At 6 months, researchers reported VTE recurrence rates of 11% (95% CI, 7-17) among patients assigned dalteparin and 4% (95% CI, 2-9) among patients assigned rivaroxaban.

Incidence of major bleeds was comparable among those assigned dalteparin (six bleeds among six patients [3%; 95% CI, 1-6]) and rivaroxaban (nine bleeds among eight patients [4%; 95% CI, 2-8]).

However, more clinically relevant nonmajor bleeds occurred in the rivaroxaban group (28 bleeds among 27 patients [13%; 95% CI, 9-19) than the dalteparin group (five bleeds among five patients [2%; 95% CI, 1-6]).

Three times as many patients assigned rivaroxaban (17%; n = 34) than dalteparin (5%; n = 11) experienced bleeds categorized as either major bleeds or clinically relevant nonmajor bleeds.

A similar percentage of patients in the rivaroxaban and dalteparin groups completed 6 months of trial treatment (54% vs. 52%). OS rates at 6 months were 74% (95% CI, 68-80) in the rivaroxaban group and 70% (95% CI, 63-76) in the dalteparin group.

“A large phase 3 trial will confirm the use of rivaroxaban for the treatment of VTE [among patients with cancer,” Young and colleagues wrote.

The second randomization closed due to high attrition rate, as only 92 of the 300 required patients were recruited.
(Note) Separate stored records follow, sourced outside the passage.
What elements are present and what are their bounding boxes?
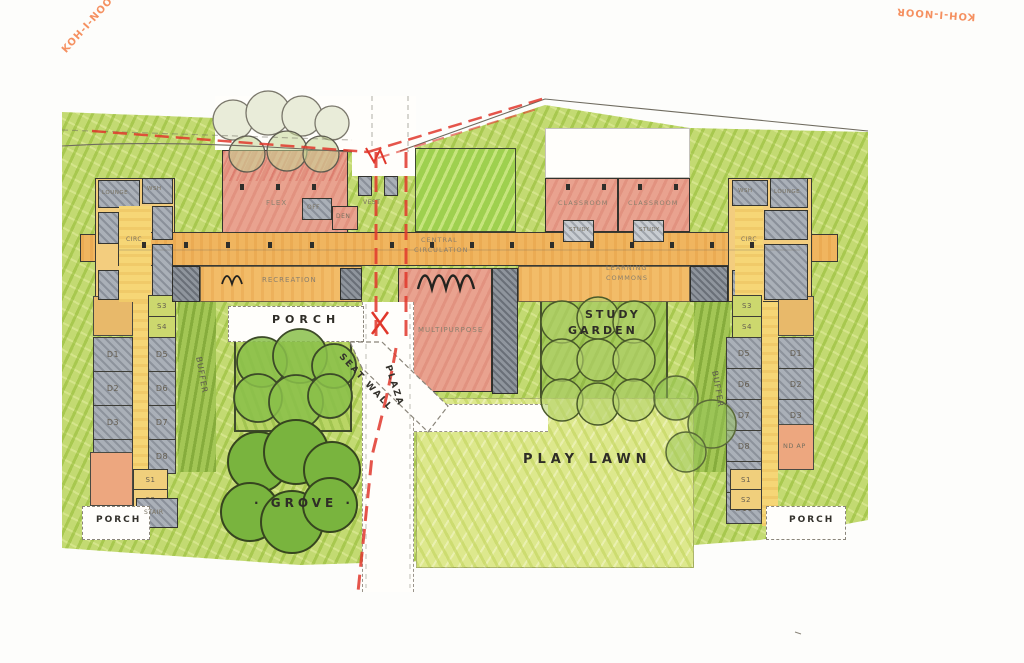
stair-label: STAIR [144,509,164,516]
right-circ-corridor [735,206,763,302]
study-a-label: STUDY [569,227,590,233]
dorm-room: D7 [148,405,176,440]
left-room [152,206,173,240]
classroom-a-label: CLASSROOM [558,199,608,207]
lounge-left-label: LOUNGE [102,190,128,196]
porch-center-label: PORCH [272,313,340,326]
left-room [152,244,173,300]
left-room [98,212,119,244]
left-study-boxes: S3S4 [148,296,176,338]
dorm-room: D7 [726,399,762,431]
circ-right-label: CIRC [741,236,757,243]
junction-block-right [690,266,728,302]
right-room [764,210,808,240]
service-strip [492,268,518,394]
right-s-boxes-bottom: S1S2 [730,470,762,510]
grove-label: · GROVE · [254,496,354,510]
flex-roof-hatch [223,151,347,181]
buffer-strip-left [178,300,216,472]
junction-block-left [172,266,200,302]
study-garden-label-1: STUDY [585,308,641,321]
s-room: S1 [730,469,762,490]
left-dorm-column-inner: D5D6D7D8 [148,338,176,474]
study-garden-label-2: GARDEN [568,324,638,337]
green-roof-block [415,148,516,232]
left-circ-corridor [119,206,151,302]
recreation-band [200,266,362,302]
left-room [98,270,119,300]
grove-courtyard [234,336,352,432]
plaza-walk [362,302,414,592]
left-bar-salmon-box [90,452,133,506]
dorm-room: D1 [778,337,814,369]
dorm-room: D8 [726,430,762,462]
pencil-tick [795,632,801,634]
right-study-boxes: S3S4 [732,296,762,338]
paper-patch-right [545,128,690,178]
study-room: S3 [732,295,762,317]
study-room: S4 [732,316,762,338]
vestibule-wall [384,176,398,196]
circ-left-label: CIRC [126,236,142,243]
study-b-label: STUDY [639,227,660,233]
central-circulation-label-1: CENTRAL [421,236,458,244]
study-room: S4 [148,316,176,338]
watermark-koh-i-noor-left: KOH-I-NOOR [60,0,121,55]
recreation-label: RECREATION [262,276,317,284]
classroom-b-label: CLASSROOM [628,199,678,207]
flex-label: FLEX [266,199,287,207]
dorm-room: D5 [726,337,762,369]
vest-label: VEST [363,199,380,206]
dorm-room: D6 [726,368,762,400]
watermark-koh-i-noor-right: KOH-I-NOOR [896,5,976,22]
nd-ap-label: ND AP [783,442,806,450]
wsh-right-label: WSH [738,188,753,194]
left-bar-topbox [93,296,133,336]
den-label: DEN [336,213,350,220]
central-circulation-label-2: CIRCULATION [414,246,469,254]
porch-bottom-right-label: PORCH [789,515,834,525]
vestibule-wall [358,176,372,196]
right-bar-topbox [778,296,814,336]
scanned-site-plan-sketch: KOH-I-NOOR KOH-I-NOOR S3S4 D1D2D3D4 D5D6… [0,0,1024,663]
porch-bottom-left-label: PORCH [96,515,141,525]
s-room: S2 [730,489,762,510]
office-label: OFF [307,204,320,211]
play-lawn-label: PLAY LAWN [523,452,652,467]
s-room: S1 [133,469,168,490]
dorm-room: D2 [778,368,814,400]
right-bar-corridor [762,302,778,526]
dorm-room: D5 [148,337,176,372]
garden-path [414,404,548,432]
learning-commons-band [518,266,690,302]
paper-patch-top-trees [215,96,355,150]
right-room [764,244,808,300]
core-block [340,268,362,300]
lounge-right-label: LOUNGE [774,189,800,195]
dorm-room: D1 [93,337,133,372]
learning-commons-label-2: COMMONS [606,274,648,282]
classroom-divider [617,178,619,232]
dorm-room: D3 [93,405,133,440]
dorm-room: D6 [148,371,176,406]
learning-commons-label-1: LEARNING [606,264,647,272]
multipurpose-label: MULTIPURPOSE [418,326,483,334]
dorm-room: D2 [93,371,133,406]
wsh-left-label: WSH [147,186,162,192]
paper-patch-entry [352,96,416,176]
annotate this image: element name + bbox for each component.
Reasons for patients not continuing to the second randomization included death or withdrawal (50%), being residual vein thrombosis negative (12%), failing other eligibility criteria (24%) or declining randomization (14%). – by Mark Leiser

 

For more information:

Young A, et al. Abstract 625. Presented at: ASH Annual Meeting and Exposition; Dec. 9-12, 2017; Atlanta.

 

Disclosures: Young reports honoraria from Bayer, Helsin and Leo Pharma, as well as research funding from Bayer. Please see the abstract for all other authors’ relevant financial disclosures.